21 January 2020

Indonesia 2019 | Airborek and Manta Ridge

January 14, 2020
After three more days of coughing and spitting, the conclusion is now that I have bronchitis. Up until now it's been a head cold: sneezing, wheezing and post-nasal drip. I've used up Margaret's arsenal of OTCs, and an now working on the cruise director's supply and what I can beg, borrow or steal from other travellers. I missed several drops over the last three days, but I did get out on the post-breakfast snorkel yesterday and again today. I made it through an hour yesterday before the coughing and my snot-filled mask did me in. Not a pretty picture, to be sure. But I took lots!

Pearl farm and jetty




We are anchored for the day. There are islands all around us here, with tiny jetties, villages, and homestays. I'm sitting on the big cushions on the forward deck, sheltered from the scorching sun by a large tarp. People are paddle boarding, kayaking or swimming in the ocean. I'm going swimming later.

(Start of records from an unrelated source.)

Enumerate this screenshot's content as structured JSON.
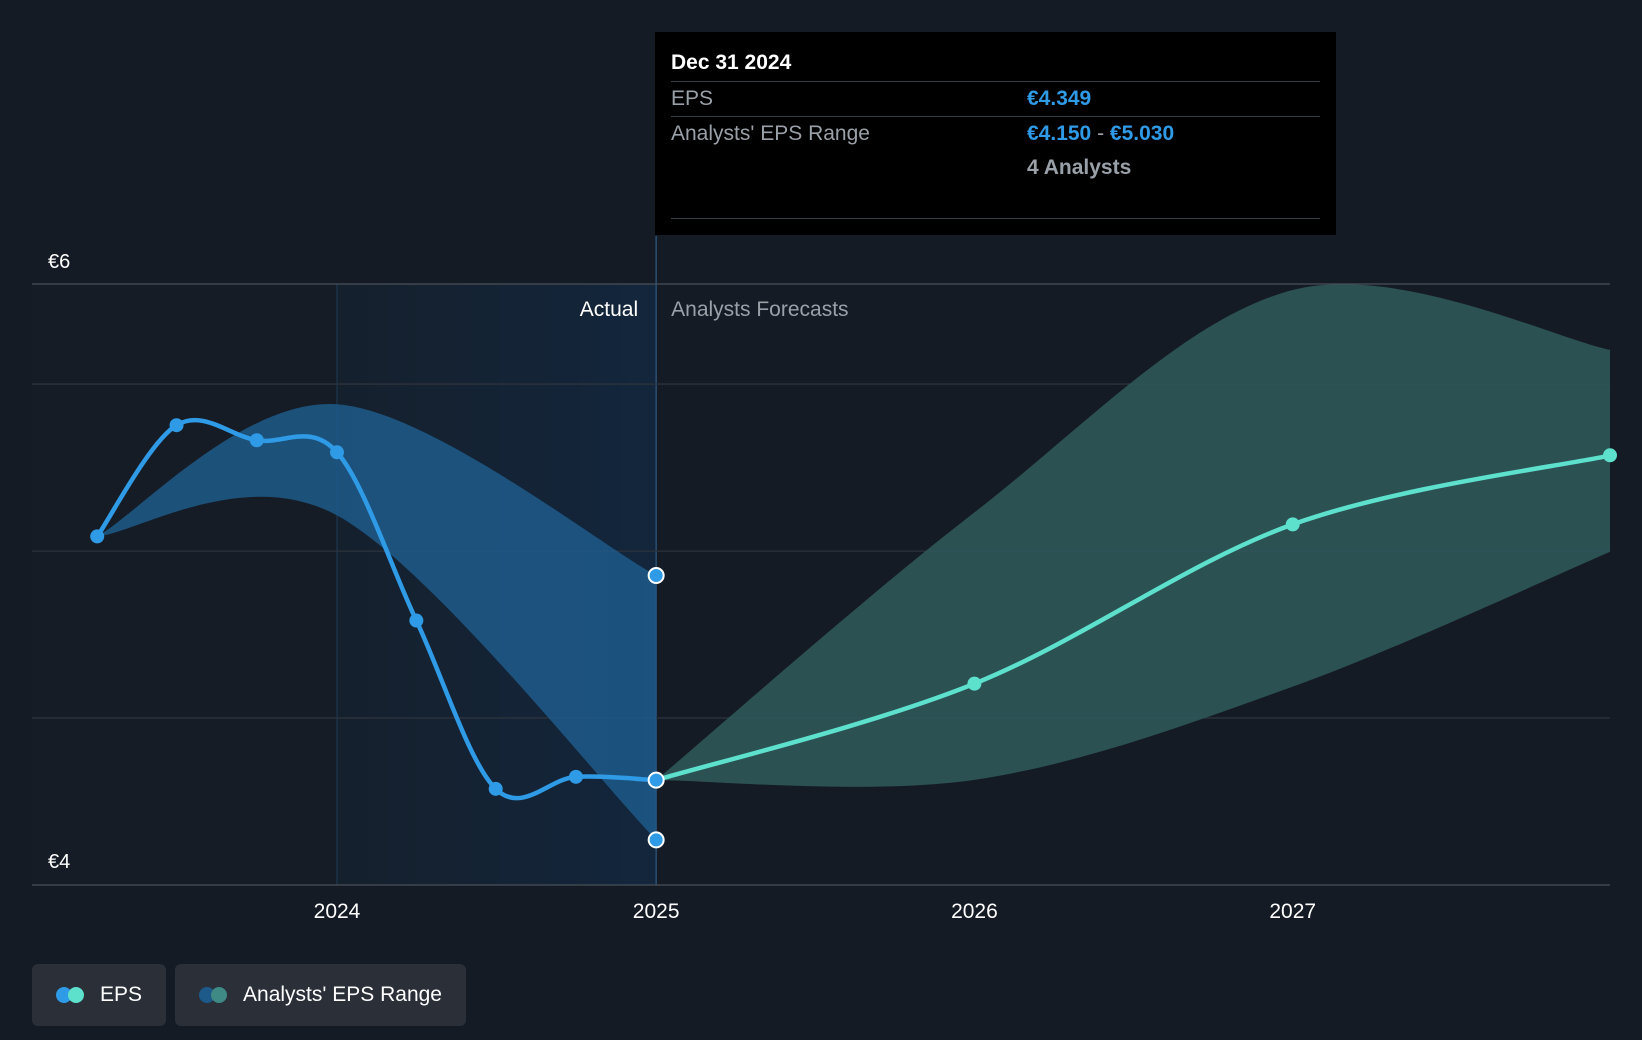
{
  "chart_data": {
    "type": "line",
    "y_axis": {
      "ylim": [
        4,
        6
      ],
      "tick_labels": [
        "€6",
        "€4"
      ]
    },
    "x_axis": {
      "tick_labels": [
        "2024",
        "2025",
        "2026",
        "2027"
      ]
    },
    "regions": {
      "actual_label": "Actual",
      "forecast_label": "Analysts Forecasts"
    },
    "series": [
      {
        "name": "EPS",
        "points": [
          {
            "x": "2023-03-31",
            "y": 5.16
          },
          {
            "x": "2023-06-30",
            "y": 5.53
          },
          {
            "x": "2023-09-30",
            "y": 5.48
          },
          {
            "x": "2023-12-31",
            "y": 5.44
          },
          {
            "x": "2024-03-31",
            "y": 4.88
          },
          {
            "x": "2024-06-30",
            "y": 4.32
          },
          {
            "x": "2024-09-30",
            "y": 4.36
          },
          {
            "x": "2024-12-31",
            "y": 4.349
          }
        ]
      },
      {
        "name": "EPS Forecast",
        "points": [
          {
            "x": "2024-12-31",
            "y": 4.349
          },
          {
            "x": "2025-12-31",
            "y": 4.67
          },
          {
            "x": "2026-12-31",
            "y": 5.2
          },
          {
            "x": "2027-12-31",
            "y": 5.43
          }
        ]
      }
    ],
    "ranges": [
      {
        "name": "Analysts' EPS Range (past)",
        "points": [
          {
            "x": "2023-03-31",
            "low": 5.16,
            "high": 5.16
          },
          {
            "x": "2023-12-31",
            "low": 5.23,
            "high": 5.6
          },
          {
            "x": "2024-12-31",
            "low": 4.15,
            "high": 5.03
          }
        ]
      },
      {
        "name": "Analysts' EPS Range (forecast)",
        "points": [
          {
            "x": "2024-12-31",
            "low": 4.349,
            "high": 4.349
          },
          {
            "x": "2025-12-31",
            "low": 4.35,
            "high": 5.24
          },
          {
            "x": "2026-12-31",
            "low": 4.66,
            "high": 5.98
          },
          {
            "x": "2027-12-31",
            "low": 5.11,
            "high": 5.78
          }
        ]
      }
    ],
    "colors": {
      "eps": "#2f9ae6",
      "forecast": "#5de0cc",
      "range_past": "#1d5a8a",
      "range_forecast": "#2f5a5c",
      "actual_region": "#13253a"
    }
  },
  "tooltip": {
    "date": "Dec 31 2024",
    "eps_label": "EPS",
    "eps_value": "€4.349",
    "range_label": "Analysts' EPS Range",
    "range_low": "€4.150",
    "range_sep": "-",
    "range_high": "€5.030",
    "analysts": "4 Analysts"
  },
  "legend": {
    "eps_label": "EPS",
    "range_label": "Analysts' EPS Range"
  }
}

Margaret taking a yoga break



My group in Boat 2, without me!
Bill and Pat from Hawaii out on the water


This morning I started on anti-biotics and I feel the best I have in several days. I went out to see the mantas. That was our sole purpose on that particular drop. They are amazing creatures.  On our first drop they put us practically in the middle of a school of about 10 or 11 giant batman-like fish. There's a cleaning station there on the ridge of the reef, and they are lined up waiting a turn. The cleaner wrasses are busy at work, picking away, and someone said she saw (and probably photographed) small yellow fishes in the open mouth of a manta. Since mantas don't eat fish, he must have been having his quarterly teeth cleaning.

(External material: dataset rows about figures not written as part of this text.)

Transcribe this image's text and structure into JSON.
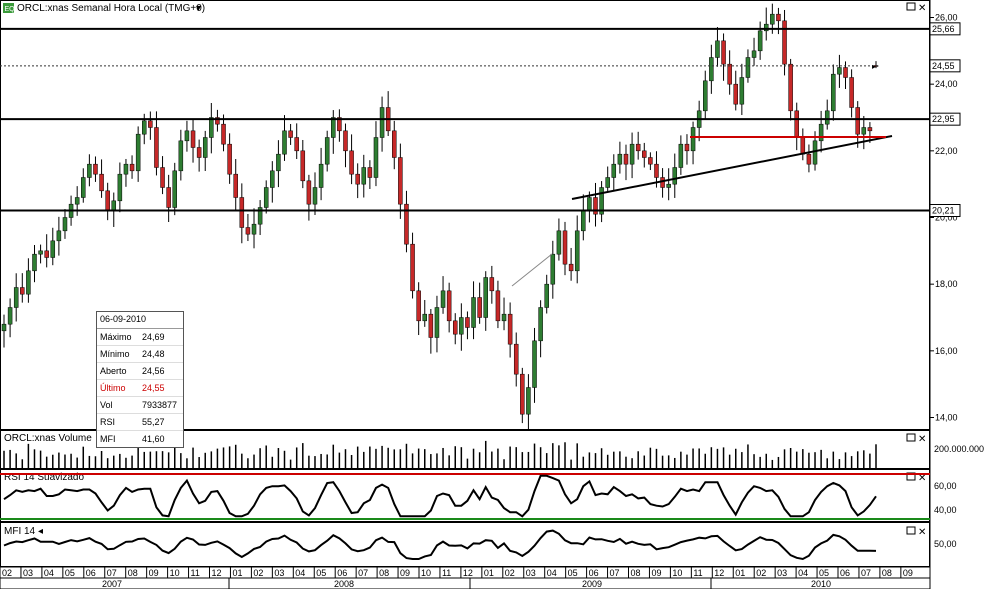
{
  "window": {
    "title": "ORCL:xnas Semanal Hora Local (TMG+0)",
    "volume_title": "ORCL:xnas Volume",
    "rsi_title": "RSI 14 Suavizado",
    "mfi_title": "MFI 14"
  },
  "colors": {
    "up": "#2e7d32",
    "down": "#c62828",
    "accent_red": "#cc0000",
    "green_line": "#1a8a1a"
  },
  "info": {
    "date": "06-09-2010",
    "rows": [
      {
        "k": "Máximo",
        "v": "24,69"
      },
      {
        "k": "Mínimo",
        "v": "24,48"
      },
      {
        "k": "Aberto",
        "v": "24,56"
      },
      {
        "k": "Último",
        "v": "24,55"
      },
      {
        "k": "Vol",
        "v": "7933877"
      },
      {
        "k": "RSI",
        "v": "55,27"
      },
      {
        "k": "MFI",
        "v": "41,60"
      }
    ]
  },
  "axis": {
    "price_ticks": [
      "26,00",
      "24,00",
      "22,00",
      "20,00",
      "18,00",
      "16,00",
      "14,00"
    ],
    "price_levels": [
      {
        "label": "25,66",
        "value": 25.66
      },
      {
        "label": "24,55",
        "value": 24.55,
        "dotted": true,
        "red": true
      },
      {
        "label": "22,95",
        "value": 22.95
      },
      {
        "label": "20,21",
        "value": 20.21
      }
    ],
    "volume_tick": "200.000.000",
    "rsi_ticks": [
      "60,00",
      "40,00"
    ],
    "mfi_tick": "50,00",
    "months": [
      "02",
      "03",
      "04",
      "05",
      "06",
      "07",
      "08",
      "09",
      "10",
      "11",
      "12",
      "01",
      "02",
      "03",
      "04",
      "05",
      "06",
      "07",
      "08",
      "09",
      "10",
      "11",
      "12",
      "01",
      "02",
      "03",
      "04",
      "05",
      "06",
      "07",
      "08",
      "09",
      "10",
      "11",
      "12",
      "01",
      "02",
      "03",
      "04",
      "05",
      "06",
      "07",
      "08",
      "09"
    ],
    "years": [
      "2007",
      "2008",
      "2009",
      "2010"
    ]
  },
  "chart_data": [
    {
      "type": "candlestick",
      "title": "ORCL:xnas Semanal Hora Local (TMG+0)",
      "x_unit": "week",
      "ylim": [
        13.5,
        26.5
      ],
      "close": [
        16.8,
        17.3,
        17.9,
        17.7,
        18.4,
        18.9,
        19.0,
        18.8,
        19.3,
        19.6,
        20.0,
        20.4,
        20.6,
        21.2,
        21.6,
        21.3,
        20.8,
        20.2,
        20.5,
        21.3,
        21.6,
        21.4,
        22.5,
        22.9,
        22.7,
        21.5,
        20.9,
        20.3,
        21.4,
        22.3,
        22.6,
        22.1,
        21.8,
        22.4,
        23.0,
        22.8,
        22.2,
        21.3,
        20.6,
        19.7,
        19.5,
        19.8,
        20.3,
        20.9,
        21.4,
        21.9,
        22.6,
        22.4,
        22.0,
        21.1,
        20.4,
        20.9,
        21.6,
        22.4,
        23.0,
        22.6,
        22.0,
        21.3,
        21.0,
        21.5,
        21.2,
        22.4,
        23.3,
        22.6,
        21.8,
        20.4,
        19.2,
        17.8,
        16.9,
        17.1,
        16.4,
        17.3,
        17.8,
        16.9,
        16.5,
        17.0,
        16.7,
        17.6,
        17.0,
        18.2,
        17.8,
        16.9,
        17.1,
        16.2,
        15.3,
        14.1,
        14.9,
        16.3,
        17.3,
        18.0,
        18.9,
        19.6,
        18.6,
        18.4,
        19.6,
        20.2,
        20.6,
        20.1,
        20.9,
        21.2,
        21.6,
        21.9,
        21.6,
        22.2,
        22.0,
        21.8,
        21.6,
        21.2,
        20.9,
        21.0,
        21.5,
        22.2,
        22.0,
        22.7,
        23.2,
        24.1,
        24.8,
        25.3,
        24.6,
        24.0,
        23.4,
        24.2,
        24.8,
        25.0,
        25.6,
        25.8,
        26.1,
        25.9,
        24.6,
        23.2,
        22.4,
        21.9,
        21.6,
        22.3,
        22.8,
        23.2,
        24.3,
        24.5,
        24.2,
        23.3,
        22.5,
        22.7,
        22.6,
        24.55
      ],
      "high_last": 24.69,
      "low_last": 24.48,
      "open_last": 24.56
    },
    {
      "type": "bar",
      "title": "ORCL:xnas Volume",
      "ylim": [
        0,
        250000000
      ]
    },
    {
      "type": "line",
      "title": "RSI 14 Suavizado",
      "ylim": [
        25,
        80
      ],
      "last": 55.27
    },
    {
      "type": "line",
      "title": "MFI 14",
      "ylim": [
        20,
        80
      ],
      "last": 41.6
    }
  ]
}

Mantas like to stay in the current, which this morning was quite strong. The strategy was to spot the mantas as they broke the surface of the water, then jump into the water up-current and float toward them. The mantas would swim toward us, and then quickly past us, against the current. You just hang out, and watch them swim effortlessly by, and try not to drown as your jaw drops to your chin and the current carries you forward. I didn't see any photographs, but you can't hang out with them much, or chase them or keep up to them. But watching the photographers, you could only describe it as a manta paparazzi!

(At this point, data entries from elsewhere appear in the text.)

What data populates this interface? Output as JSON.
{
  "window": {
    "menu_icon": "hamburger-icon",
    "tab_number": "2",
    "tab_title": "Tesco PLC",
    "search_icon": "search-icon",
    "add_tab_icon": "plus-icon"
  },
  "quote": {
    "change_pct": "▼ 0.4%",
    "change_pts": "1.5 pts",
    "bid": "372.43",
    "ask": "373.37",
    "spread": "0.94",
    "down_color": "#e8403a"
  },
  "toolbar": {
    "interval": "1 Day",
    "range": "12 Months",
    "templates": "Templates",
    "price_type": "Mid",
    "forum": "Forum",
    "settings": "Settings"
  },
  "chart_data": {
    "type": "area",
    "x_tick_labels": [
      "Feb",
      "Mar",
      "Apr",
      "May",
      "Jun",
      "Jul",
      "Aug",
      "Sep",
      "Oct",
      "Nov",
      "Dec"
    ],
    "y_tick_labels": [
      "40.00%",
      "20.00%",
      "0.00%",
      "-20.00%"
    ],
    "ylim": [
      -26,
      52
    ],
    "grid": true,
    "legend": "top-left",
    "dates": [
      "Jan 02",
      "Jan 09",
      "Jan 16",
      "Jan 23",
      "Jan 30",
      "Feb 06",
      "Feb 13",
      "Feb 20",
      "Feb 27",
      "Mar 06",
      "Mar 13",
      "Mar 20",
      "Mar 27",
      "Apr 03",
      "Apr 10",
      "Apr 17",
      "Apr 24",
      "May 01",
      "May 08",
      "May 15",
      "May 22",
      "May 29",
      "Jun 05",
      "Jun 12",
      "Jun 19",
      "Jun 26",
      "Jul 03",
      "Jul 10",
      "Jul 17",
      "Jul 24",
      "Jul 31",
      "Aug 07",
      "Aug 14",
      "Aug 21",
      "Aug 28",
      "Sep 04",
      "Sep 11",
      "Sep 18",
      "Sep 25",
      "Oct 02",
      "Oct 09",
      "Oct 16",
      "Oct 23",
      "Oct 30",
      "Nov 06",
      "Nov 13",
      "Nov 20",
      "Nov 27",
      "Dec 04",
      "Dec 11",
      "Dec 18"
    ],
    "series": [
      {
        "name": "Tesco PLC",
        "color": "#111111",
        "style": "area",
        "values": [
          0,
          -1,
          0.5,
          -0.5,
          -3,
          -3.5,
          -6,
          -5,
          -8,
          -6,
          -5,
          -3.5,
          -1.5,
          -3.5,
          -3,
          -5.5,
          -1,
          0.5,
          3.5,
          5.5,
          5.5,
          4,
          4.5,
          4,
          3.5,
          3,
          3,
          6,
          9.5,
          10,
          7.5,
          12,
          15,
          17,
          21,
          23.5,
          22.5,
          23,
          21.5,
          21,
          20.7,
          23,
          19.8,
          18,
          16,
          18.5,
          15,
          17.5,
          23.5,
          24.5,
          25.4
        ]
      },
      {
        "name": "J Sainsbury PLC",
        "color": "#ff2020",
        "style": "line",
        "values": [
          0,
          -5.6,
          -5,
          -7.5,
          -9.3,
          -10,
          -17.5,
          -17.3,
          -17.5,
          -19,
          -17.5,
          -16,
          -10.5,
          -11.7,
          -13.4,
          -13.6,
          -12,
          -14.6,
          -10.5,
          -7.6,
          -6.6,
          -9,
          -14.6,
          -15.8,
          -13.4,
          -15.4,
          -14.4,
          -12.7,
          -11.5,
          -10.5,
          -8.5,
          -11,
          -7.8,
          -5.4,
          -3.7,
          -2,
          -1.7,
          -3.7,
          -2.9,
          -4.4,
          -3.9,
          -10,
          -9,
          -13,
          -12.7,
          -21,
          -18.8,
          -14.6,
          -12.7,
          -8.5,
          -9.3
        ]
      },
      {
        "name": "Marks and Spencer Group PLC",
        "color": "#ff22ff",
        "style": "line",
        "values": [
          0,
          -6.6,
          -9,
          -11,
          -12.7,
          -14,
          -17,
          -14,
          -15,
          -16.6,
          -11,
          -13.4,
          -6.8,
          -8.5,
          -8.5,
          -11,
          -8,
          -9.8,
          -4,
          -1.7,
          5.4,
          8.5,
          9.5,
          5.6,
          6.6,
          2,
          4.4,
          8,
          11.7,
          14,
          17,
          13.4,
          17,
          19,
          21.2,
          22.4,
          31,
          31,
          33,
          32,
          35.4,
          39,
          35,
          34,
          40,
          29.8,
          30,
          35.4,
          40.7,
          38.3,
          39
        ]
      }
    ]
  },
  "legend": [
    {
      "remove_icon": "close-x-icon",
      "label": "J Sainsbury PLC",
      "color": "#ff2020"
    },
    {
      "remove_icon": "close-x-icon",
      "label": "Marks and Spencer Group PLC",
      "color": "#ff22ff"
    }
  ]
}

But then the boat is there to pick you up, and take you back where your started, jump in again, float, get back in the the boat, and do it all again. It can be hard work getting in and out of the boat in a current. You have to get your flippers off and onto the boat without drowning, wait your turn at the ladder, climb up, get in, put your flippers back on, then mask and snorkel, and be ready to go again, all in record time. I gave out after five or six repeats of that routine!

The guides are fantastic. "Look down, look down" Sadat, my guide for the day,  would yell as another one went by. There were so many, I just needed to stay close to him, and do as I was told. At one point, we were surrounded by mantas on all sides, and the current was so strong he had to hold me in place. And then, as I held him round the waist, he swam with me out of the current. They are all so wonderful, all of the people here, and so helpful!

This afternoon the group went out to snorkel around the jetty. I'm off for a swim in the cool water off the side of the Seven Seas. It will be nice to get in with just a swim suit, instead of all that gear.